Economics
The Auton economy
Auton sells the same thing as a GPU cloud or an inference API — tokens of model compute — but the economics underneath are different. Instead of renting capacity at an opaque, ever-changing spot price, Auton turns compute into a priced, tradable commodity with forward contracts, prepaid discounts, on-chain settlement, and a token whose scarcity is driven by real usage.
Two ways to buy compute
Every AI builder pays for compute one of two ways today:
- Rent a GPU from a cloud (AWS, GCP, CoreWeave) — you pay by the hour whether or not you use it, and prices move with the market.
- Call an API (OpenAI, Anthropic, OpenRouter) — you pay per token at whatever rate the provider sets, postpaid, with a margin baked in that you never see.
Both are spot markets: the price is set by the seller, can change at any time, and the money you spend accrues entirely to that company. Auton adds a third option — a market where compute is priced forward and value flows back to the people who use and secure the network.
How compute is priced today
- Volatile & opaque — rates can change overnight, and the markup over raw cost is hidden inside the sticker price.
- Postpaid & unhedgeable — you find out the bill after you've spent it, and there's no way to lock next quarter's price for a model you depend on.
- Extractive — 100% of your spend becomes the provider's revenue. You are a tenant; you accrue none of the upside of the demand you create.
- Custodial — funds, capacity reservations, and trust all sit on the provider's books.
The Auton model
- Forward pricing — lock a per-model rate for a fixed term with inference futures, or go long/short on compute prices in trading. You can hedge volatility instead of absorbing it.
- Prepaid at a discount — chat credits are metered per token but charged at ~15% below the underlying market rate (a 0.85 multiplier on spot). Paying through Auton is cheaper than going direct.
- On-chain settlement — payments and provider settlements clear in USDC on Solana, verified on-chain. Reservations and balances are protocol state, not a vendor's private ledger.

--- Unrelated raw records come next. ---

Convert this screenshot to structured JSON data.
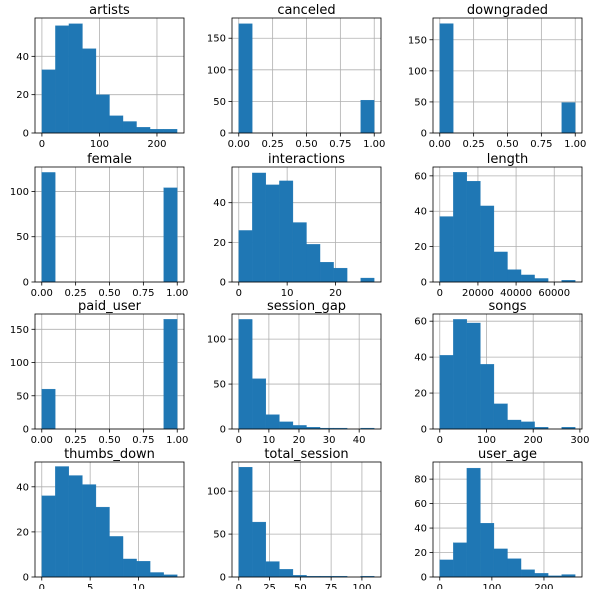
{
  "figure": {
    "title": ""
  },
  "chart_data": [
    {
      "type": "bar",
      "title": "artists",
      "bin_edges": [
        0,
        23.5,
        47,
        70.5,
        94,
        117.5,
        141,
        164.5,
        188,
        211.5,
        235
      ],
      "values": [
        33,
        56,
        57,
        44,
        20,
        9,
        6,
        3,
        2,
        2
      ],
      "xlim": [
        -12,
        247
      ],
      "ylim": [
        0,
        60
      ],
      "xticks": [
        0,
        100,
        200
      ],
      "yticks": [
        0,
        20,
        40
      ],
      "grid": true,
      "color": "#1f77b4"
    },
    {
      "type": "bar",
      "title": "canceled",
      "bin_edges": [
        0,
        0.1,
        0.2,
        0.3,
        0.4,
        0.5,
        0.6,
        0.7,
        0.8,
        0.9,
        1.0
      ],
      "values": [
        173,
        0,
        0,
        0,
        0,
        0,
        0,
        0,
        0,
        52
      ],
      "xlim": [
        -0.05,
        1.05
      ],
      "ylim": [
        0,
        182
      ],
      "xticks": [
        0.0,
        0.25,
        0.5,
        0.75,
        1.0
      ],
      "yticks": [
        0,
        50,
        100,
        150
      ],
      "grid": true,
      "color": "#1f77b4"
    },
    {
      "type": "bar",
      "title": "downgraded",
      "bin_edges": [
        0,
        0.1,
        0.2,
        0.3,
        0.4,
        0.5,
        0.6,
        0.7,
        0.8,
        0.9,
        1.0
      ],
      "values": [
        176,
        0,
        0,
        0,
        0,
        0,
        0,
        0,
        0,
        49
      ],
      "xlim": [
        -0.05,
        1.05
      ],
      "ylim": [
        0,
        185
      ],
      "xticks": [
        0.0,
        0.25,
        0.5,
        0.75,
        1.0
      ],
      "yticks": [
        0,
        50,
        100,
        150
      ],
      "grid": true,
      "color": "#1f77b4"
    },
    {
      "type": "bar",
      "title": "female",
      "bin_edges": [
        0,
        0.1,
        0.2,
        0.3,
        0.4,
        0.5,
        0.6,
        0.7,
        0.8,
        0.9,
        1.0
      ],
      "values": [
        121,
        0,
        0,
        0,
        0,
        0,
        0,
        0,
        0,
        104
      ],
      "xlim": [
        -0.05,
        1.05
      ],
      "ylim": [
        0,
        127
      ],
      "xticks": [
        0.0,
        0.25,
        0.5,
        0.75,
        1.0
      ],
      "yticks": [
        0,
        50,
        100
      ],
      "grid": true,
      "color": "#1f77b4"
    },
    {
      "type": "bar",
      "title": "interactions",
      "bin_edges": [
        0,
        2.8,
        5.6,
        8.4,
        11.2,
        14,
        16.8,
        19.6,
        22.4,
        25.2,
        28
      ],
      "values": [
        26,
        55,
        49,
        51,
        30,
        19,
        10,
        7,
        0,
        2
      ],
      "xlim": [
        -1.4,
        29.4
      ],
      "ylim": [
        0,
        58
      ],
      "xticks": [
        0,
        10,
        20
      ],
      "yticks": [
        0,
        20,
        40
      ],
      "grid": true,
      "color": "#1f77b4"
    },
    {
      "type": "bar",
      "title": "length",
      "bin_edges": [
        0,
        7100,
        14200,
        21300,
        28400,
        35500,
        42600,
        49700,
        56800,
        63900,
        71000
      ],
      "values": [
        37,
        62,
        57,
        43,
        17,
        7,
        4,
        2,
        0,
        1
      ],
      "xlim": [
        -3550,
        74550
      ],
      "ylim": [
        0,
        65
      ],
      "xticks": [
        0,
        20000,
        40000,
        60000
      ],
      "yticks": [
        0,
        20,
        40,
        60
      ],
      "grid": true,
      "color": "#1f77b4"
    },
    {
      "type": "bar",
      "title": "paid_user",
      "bin_edges": [
        0,
        0.1,
        0.2,
        0.3,
        0.4,
        0.5,
        0.6,
        0.7,
        0.8,
        0.9,
        1.0
      ],
      "values": [
        60,
        0,
        0,
        0,
        0,
        0,
        0,
        0,
        0,
        165
      ],
      "xlim": [
        -0.05,
        1.05
      ],
      "ylim": [
        0,
        173
      ],
      "xticks": [
        0.0,
        0.25,
        0.5,
        0.75,
        1.0
      ],
      "yticks": [
        0,
        50,
        100,
        150
      ],
      "grid": true,
      "color": "#1f77b4"
    },
    {
      "type": "bar",
      "title": "session_gap",
      "bin_edges": [
        0,
        4.5,
        9,
        13.5,
        18,
        22.5,
        27,
        31.5,
        36,
        40.5,
        45
      ],
      "values": [
        122,
        56,
        16,
        8,
        4,
        2,
        1,
        1,
        0,
        1
      ],
      "xlim": [
        -2.25,
        47.25
      ],
      "ylim": [
        0,
        128
      ],
      "xticks": [
        0,
        10,
        20,
        30,
        40
      ],
      "yticks": [
        0,
        50,
        100
      ],
      "grid": true,
      "color": "#1f77b4"
    },
    {
      "type": "bar",
      "title": "songs",
      "bin_edges": [
        0,
        29,
        58,
        87,
        116,
        145,
        174,
        203,
        232,
        261,
        290
      ],
      "values": [
        41,
        61,
        59,
        36,
        14,
        5,
        4,
        1,
        0,
        1
      ],
      "xlim": [
        -14.5,
        304.5
      ],
      "ylim": [
        0,
        64
      ],
      "xticks": [
        0,
        100,
        200,
        300
      ],
      "yticks": [
        0,
        20,
        40,
        60
      ],
      "grid": true,
      "color": "#1f77b4"
    },
    {
      "type": "bar",
      "title": "thumbs_down",
      "bin_edges": [
        0,
        1.4,
        2.8,
        4.2,
        5.6,
        7,
        8.4,
        9.8,
        11.2,
        12.6,
        14
      ],
      "values": [
        36,
        49,
        45,
        41,
        31,
        18,
        8,
        7,
        2,
        1
      ],
      "xlim": [
        -0.7,
        14.7
      ],
      "ylim": [
        0,
        51
      ],
      "xticks": [
        0,
        5,
        10
      ],
      "yticks": [
        0,
        20,
        40
      ],
      "grid": true,
      "color": "#1f77b4"
    },
    {
      "type": "bar",
      "title": "total_session",
      "bin_edges": [
        0,
        11,
        22,
        33,
        44,
        55,
        66,
        77,
        88,
        99,
        110
      ],
      "values": [
        128,
        64,
        18,
        9,
        2,
        1,
        1,
        1,
        0,
        1
      ],
      "xlim": [
        -5.5,
        115.5
      ],
      "ylim": [
        0,
        134
      ],
      "xticks": [
        0,
        25,
        50,
        75,
        100
      ],
      "yticks": [
        0,
        50,
        100
      ],
      "grid": true,
      "color": "#1f77b4"
    },
    {
      "type": "bar",
      "title": "user_age",
      "bin_edges": [
        0,
        26,
        52,
        78,
        104,
        130,
        156,
        182,
        208,
        234,
        260
      ],
      "values": [
        14,
        28,
        89,
        44,
        23,
        15,
        6,
        3,
        1,
        2
      ],
      "xlim": [
        -13,
        273
      ],
      "ylim": [
        0,
        94
      ],
      "xticks": [
        0,
        100,
        200
      ],
      "yticks": [
        0,
        20,
        40,
        60,
        80
      ],
      "grid": true,
      "color": "#1f77b4"
    }
  ]
}
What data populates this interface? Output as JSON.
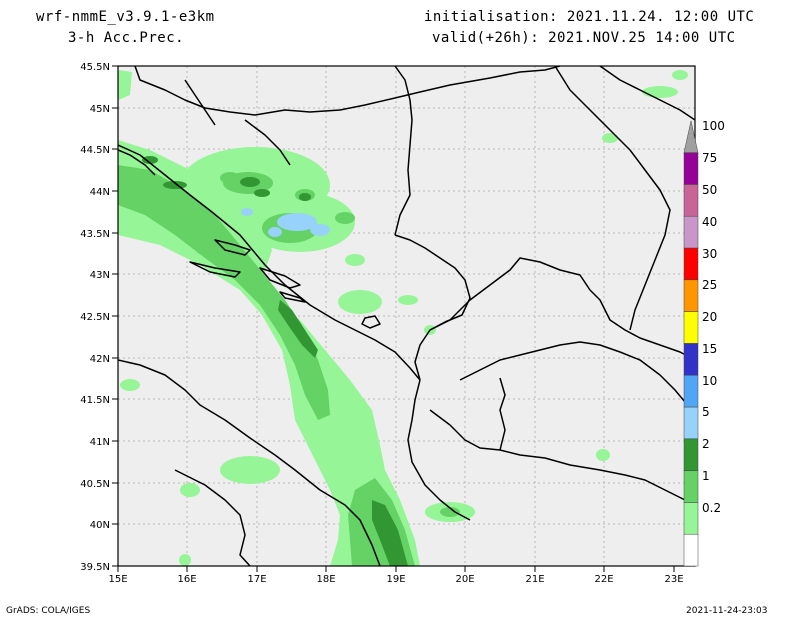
{
  "header": {
    "model": "wrf-nmmE_v3.9.1-e3km",
    "field": "3-h Acc.Prec.",
    "init": "initialisation: 2021.11.24.  12:00 UTC",
    "valid": "valid(+26h): 2021.NOV.25 14:00 UTC"
  },
  "footer": {
    "credit": "GrADS: COLA/IGES",
    "timestamp": "2021-11-24-23:03"
  },
  "map": {
    "lat_labels": [
      "45.5N",
      "45N",
      "44.5N",
      "44N",
      "43.5N",
      "43N",
      "42.5N",
      "42N",
      "41.5N",
      "41N",
      "40.5N",
      "40N",
      "39.5N"
    ],
    "lon_labels": [
      "15E",
      "16E",
      "17E",
      "18E",
      "19E",
      "20E",
      "21E",
      "22E",
      "23E"
    ]
  },
  "colorbar": {
    "levels": [
      "0.2",
      "1",
      "2",
      "5",
      "10",
      "15",
      "20",
      "25",
      "30",
      "40",
      "50",
      "75",
      "100"
    ],
    "colors": [
      "#ffffff",
      "#96f596",
      "#64d264",
      "#329632",
      "#96d2fa",
      "#50a5f5",
      "#3232c8",
      "#ffff00",
      "#ff9600",
      "#ff0000",
      "#c896c8",
      "#c86496",
      "#960096",
      "#a0a0a0"
    ]
  }
}
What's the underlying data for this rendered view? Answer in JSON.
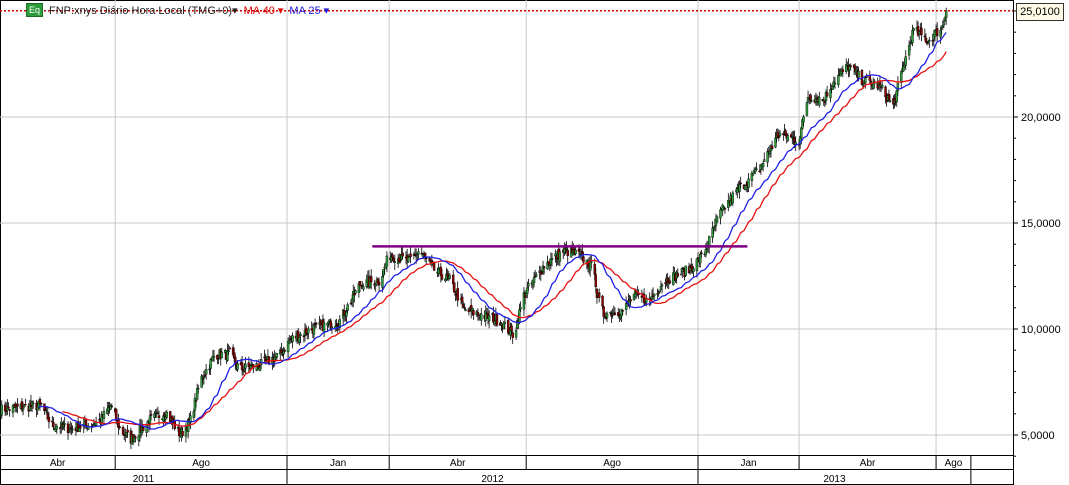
{
  "legend": {
    "badge": "Eq",
    "title": "FNP:xnys Diário Hora Local (TMG+0)▾",
    "ma40": "MA 40 ▾",
    "ma25": "MA 25 ▾"
  },
  "last_price_label": "25,0100",
  "colors": {
    "up": "#2f9e3a",
    "down": "#8b0000",
    "ma40": "#e81010",
    "ma25": "#2020e8",
    "resistance": "#800080",
    "last_price_line": "#cc0000",
    "grid": "#c8c8c8"
  },
  "chart_data": {
    "type": "candlestick",
    "title": "FNP:xnys Diário Hora Local (TMG+0)",
    "y_ticks": [
      "5,0000",
      "10,0000",
      "15,0000",
      "20,0000"
    ],
    "y_tick_values": [
      5,
      10,
      15,
      20
    ],
    "ylim": [
      3.8,
      25.5
    ],
    "xlim": [
      "2011-04-21",
      "2013-09-01"
    ],
    "month_labels": [
      {
        "label": "Abr",
        "start": "2011-04-01",
        "end": "2011-08-01"
      },
      {
        "label": "Ago",
        "start": "2011-08-01",
        "end": "2012-01-01"
      },
      {
        "label": "Jan",
        "start": "2012-01-01",
        "end": "2012-04-01"
      },
      {
        "label": "Abr",
        "start": "2012-04-01",
        "end": "2012-08-01"
      },
      {
        "label": "Ago",
        "start": "2012-08-01",
        "end": "2013-01-01"
      },
      {
        "label": "Jan",
        "start": "2013-01-01",
        "end": "2013-04-01"
      },
      {
        "label": "Abr",
        "start": "2013-04-01",
        "end": "2013-08-01"
      },
      {
        "label": "Ago",
        "start": "2013-08-01",
        "end": "2013-09-01"
      }
    ],
    "year_labels": [
      {
        "label": "2011",
        "start": "2011-01-01",
        "end": "2012-01-01"
      },
      {
        "label": "2012",
        "start": "2012-01-01",
        "end": "2013-01-01"
      },
      {
        "label": "2013",
        "start": "2013-01-01",
        "end": "2013-09-01"
      }
    ],
    "close_path": [
      [
        "2011-04-21",
        6.2
      ],
      [
        "2011-05-27",
        6.4
      ],
      [
        "2011-06-05",
        5.5
      ],
      [
        "2011-06-22",
        5.3
      ],
      [
        "2011-07-10",
        5.5
      ],
      [
        "2011-07-19",
        5.7
      ],
      [
        "2011-07-28",
        6.4
      ],
      [
        "2011-08-06",
        5.2
      ],
      [
        "2011-08-15",
        4.8
      ],
      [
        "2011-09-01",
        5.7
      ],
      [
        "2011-09-15",
        6.1
      ],
      [
        "2011-09-28",
        5.0
      ],
      [
        "2011-10-07",
        5.7
      ],
      [
        "2011-10-16",
        7.6
      ],
      [
        "2011-10-29",
        8.8
      ],
      [
        "2011-11-11",
        8.8
      ],
      [
        "2011-11-20",
        8.1
      ],
      [
        "2011-12-08",
        8.3
      ],
      [
        "2011-12-26",
        8.8
      ],
      [
        "2012-01-04",
        9.5
      ],
      [
        "2012-01-21",
        9.95
      ],
      [
        "2012-02-17",
        10.4
      ],
      [
        "2012-03-06",
        12.1
      ],
      [
        "2012-03-24",
        12.3
      ],
      [
        "2012-04-01",
        13.5
      ],
      [
        "2012-04-19",
        13.2
      ],
      [
        "2012-04-28",
        13.7
      ],
      [
        "2012-05-11",
        12.8
      ],
      [
        "2012-05-25",
        12.3
      ],
      [
        "2012-06-07",
        10.9
      ],
      [
        "2012-06-20",
        10.7
      ],
      [
        "2012-07-08",
        10.4
      ],
      [
        "2012-07-21",
        9.7
      ],
      [
        "2012-07-30",
        11.6
      ],
      [
        "2012-08-17",
        13.0
      ],
      [
        "2012-09-04",
        13.7
      ],
      [
        "2012-09-17",
        13.5
      ],
      [
        "2012-10-01",
        12.8
      ],
      [
        "2012-10-03",
        11.6
      ],
      [
        "2012-10-09",
        10.7
      ],
      [
        "2012-10-27",
        10.9
      ],
      [
        "2012-11-05",
        11.6
      ],
      [
        "2012-11-18",
        11.3
      ],
      [
        "2012-12-02",
        12.3
      ],
      [
        "2012-12-24",
        12.8
      ],
      [
        "2013-01-06",
        13.5
      ],
      [
        "2013-01-20",
        15.4
      ],
      [
        "2013-02-06",
        16.6
      ],
      [
        "2013-02-24",
        17.5
      ],
      [
        "2013-03-14",
        19.2
      ],
      [
        "2013-04-01",
        18.9
      ],
      [
        "2013-04-09",
        21.0
      ],
      [
        "2013-04-23",
        20.8
      ],
      [
        "2013-05-02",
        21.7
      ],
      [
        "2013-05-15",
        22.4
      ],
      [
        "2013-05-28",
        21.7
      ],
      [
        "2013-06-11",
        21.5
      ],
      [
        "2013-06-24",
        20.5
      ],
      [
        "2013-07-03",
        22.4
      ],
      [
        "2013-07-12",
        24.1
      ],
      [
        "2013-07-25",
        23.6
      ],
      [
        "2013-08-07",
        24.3
      ],
      [
        "2013-08-10",
        25.01
      ]
    ],
    "moving_averages": [
      {
        "name": "MA 40",
        "period": 40
      },
      {
        "name": "MA 25",
        "period": 25
      }
    ],
    "resistance_line": {
      "start": "2012-03-17",
      "end": "2013-02-14",
      "value": 13.9
    },
    "last_price": 25.01,
    "grid": true
  }
}
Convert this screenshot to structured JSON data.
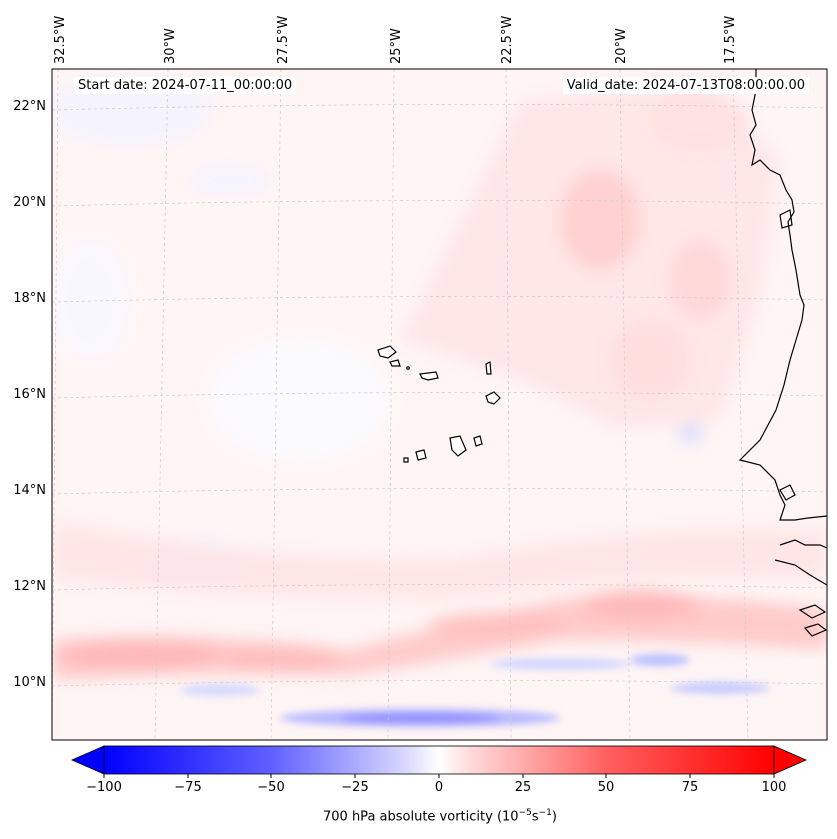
{
  "header": {
    "start_date": "Start date: 2024-07-11_00:00:00",
    "valid_date": "Valid_date: 2024-07-13T08:00:00.00"
  },
  "axes": {
    "lon_labels": [
      "32.5°W",
      "30°W",
      "27.5°W",
      "25°W",
      "22.5°W",
      "20°W",
      "17.5°W"
    ],
    "lat_labels": [
      "22°N",
      "20°N",
      "18°N",
      "16°N",
      "14°N",
      "12°N",
      "10°N"
    ]
  },
  "colorbar": {
    "ticks": [
      "−100",
      "−75",
      "−50",
      "−25",
      "0",
      "25",
      "50",
      "75",
      "100"
    ],
    "label": "700 hPa absolute vorticity (10",
    "label_exp1": "−5",
    "label_mid": "s",
    "label_exp2": "−1",
    "label_end": ")",
    "min_color": "#0000ff",
    "mid_color": "#ffffff",
    "max_color": "#ff0000"
  }
}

- Usage-driven token sink — the demand you generate buys back and burns $AUTO and rewards the stakers who secure capacity, so spend accrues to the network rather than a single company.
Side by side
| Dimension | Traditional providers | Auton |
|---|---|---|
| Pricing | Spot, set by seller, changes anytime | Forward rates you can lock, plus discounted prepaid credits |
| Billing | Postpaid — bill after the fact | Prepaid balance, metered per token, ~15% under spot |
| Price risk | You absorb all volatility | Hedge or speculate with futures & leverage |
| Settlement | Off-chain, custodial, trust the invoice | On-chain in USDC, verifiable |
| Where value goes | 100% to provider equity | Buyback & burn $AUTO + staker rewards |
| Capacity guarantee | Best-effort, provider's terms | Backed by staked $AUTO with slashing for SLA breaches |
How value flows
A single payment moves through the protocol like this — and the last step loops back, tightening $AUTO supply as usage grows:
Why demand accrues to $AUTO
In a normal API business, more usage simply means more revenue for the provider's shareholders. On Auton, more usage tightens the $AUTO supply and deepens the security pool:
- Futures positions lock $AUTO as margin — more builders hedging means more $AUTO held off-market.
- Settlement fees fund a buyback & burn: $AUTO paid for chat is burned directly, and USDC revenue is used to buy $AUTO and burn it.
- Providers stake $AUTO to back their SLA and earn a share of every settlement, so capacity growth locks supply too.
The result is a token whose scarcity is tied to genuine compute demand rather than speculation. See The $AUTO Token for the mechanics and the treasury page for live burn and stake totals.
What it means for you
- Builders — pay less per token than going direct, and lock prices so a budget set today survives a market spike tomorrow.
- Providers — monetize spare capacity with on-chain USDC settlements and boosted payouts for staking.
- Token holders — every unit of real inference demand flows back into $AUTO scarcity and network security.